Oh, and you can’t forget the hospitalizations. The one that accompanied the osteomyelitis, an eight-day stay at Georgetown University Hospital, was hundreds of thousands of dollars. Two years before that, an 11-day hospitalization for an intestinal obstruction rang in around $300,000.

Between medications that cost tens of thousands of dollars, hospitalizations that cost hundreds of thousands of dollars, frequent doctor’s appointments, procedures and tests, and regular prescriptions, I’ve already had probably over half a million dollars of medical bills covered by insurance. I’m 24 years old. If those insurance caps return when the Affordable Care Act is repealed, how long will it take for me to max that out? You do the math.

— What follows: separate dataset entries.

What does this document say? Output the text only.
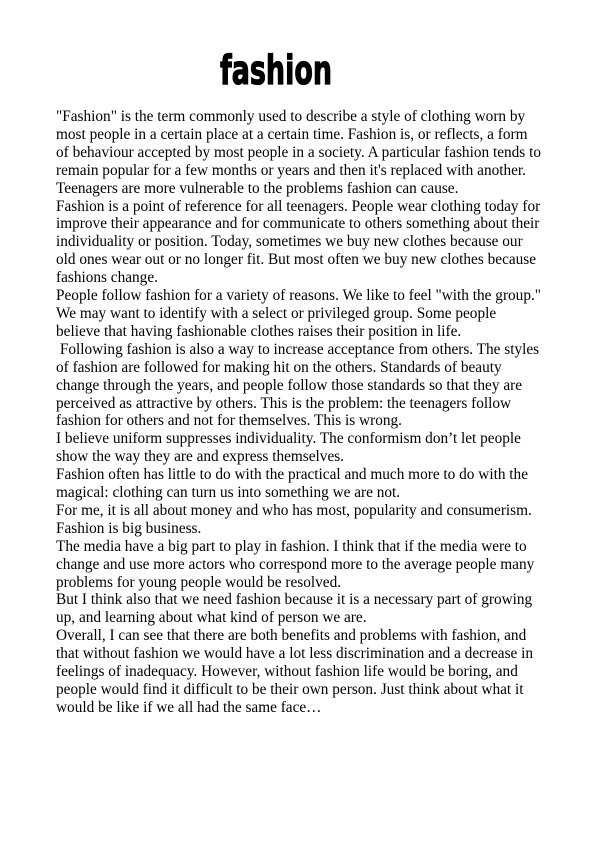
fashion

"Fashion" is the term commonly used to describe a style of clothing worn by most people in a certain place at a certain time. Fashion is, or reflects, a form of behaviour accepted by most people in a society. A particular fashion tends to remain popular for a few months or years and then it's replaced with another.

Teenagers are more vulnerable to the problems fashion can cause.

Fashion is a point of reference for all teenagers. People wear clothing today for improve their appearance and for communicate to others something about their individuality or position. Today, sometimes we buy new clothes because our old ones wear out or no longer fit. But most often we buy new clothes because fashions change.

People follow fashion for a variety of reasons. We like to feel "with the group." We may want to identify with a select or privileged group. Some people believe that having fashionable clothes raises their position in life.

Following fashion is also a way to increase acceptance from others. The styles of fashion are followed for making hit on the others. Standards of beauty change through the years, and people follow those standards so that they are perceived as attractive by others. This is the problem: the teenagers follow fashion for others and not for themselves. This is wrong.

I believe uniform suppresses individuality. The conformism don’t let people show the way they are and express themselves.

Fashion often has little to do with the practical and much more to do with the magical: clothing can turn us into something we are not.

For me, it is all about money and who has most, popularity and consumerism. Fashion is big business.

The media have a big part to play in fashion. I think that if the media were to change and use more actors who correspond more to the average people many problems for young people would be resolved.

But I think also that we need fashion because it is a necessary part of growing up, and learning about what kind of person we are.

Overall, I can see that there are both benefits and problems with fashion, and that without fashion we would have a lot less discrimination and a decrease in feelings of inadequacy. However, without fashion life would be boring, and people would find it difficult to be their own person. Just think about what it would be like if we all had the same face…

The thing is, no matter what I say, I won’t convince the politicians who voted to repeal the ACA and their supporters to see my point of view. They’ll just say that I’m a special snowflake millennial who needs to work harder, despite the fact that I’m chronically ill and hold three part-time jobs that can total over 40 hours a week. Though make no mistake, my employment status does not make me any better than my chronically ill and disabled friends who are unable to work right now. I believe that our value should not be defined solely by our ability to contribute to a capitalist economy.

“The thing is, no matter what I say, I won’t convince the politicians who voted to repeal the ACA and their supporters to see my point of view. They’ll just say that I’m a special snowflake millennial who needs to work harder, despite the fact that I’m chronically ill and hold three part-time jobs that can total over 40 hours a week.”

Right now, I have health care. I’m covered through my parents’ insurance, and I have the option to be covered through some of my jobs. But now I have to live in fear if the ACA is repealed. I could be kicked off my insurance, since I have it from my parents. If I lose my job, I could be denied insurance due to my plethora of pre-existing conditions. And even if I have insurance, if those lifetime caps return, my time to be able to use that insurance is limited.

So to the politicians who voted to repeal the ACA, I say this: I hope that you have to feel the pain that I have to go through. I could try to be a better person and say that I didn’t wish this on anybody, but at this point, the only way for you to understand the real, heartbreaking pain that millions of Americans like me are feeling is to actually experience it. I want you to know what it’s like to cry yourself to sleep because you don’t know if you’ll be able to access the medications that keep you alive. I want you to know what it’s like to feel guilty about how much your treatment costs, even though you know there’s nothing you can do about it. I want you to know what it feels like when politicians prioritize their hatred of a president and a policy over your literal means to live. I want you to know what it’s like to live in pain and sickness and to have people say that your desire to alleviate that suffering without experiencing complete financial ruin is “entitlement.”

I want you to know the horror, the heartbreak, the pain, and the fear that 30 million Americans losing their health insurance will feel. I want you to fully experience the impact of the suffering that you have inflicted upon us. It’s just too bad that the world doesn’t work this way.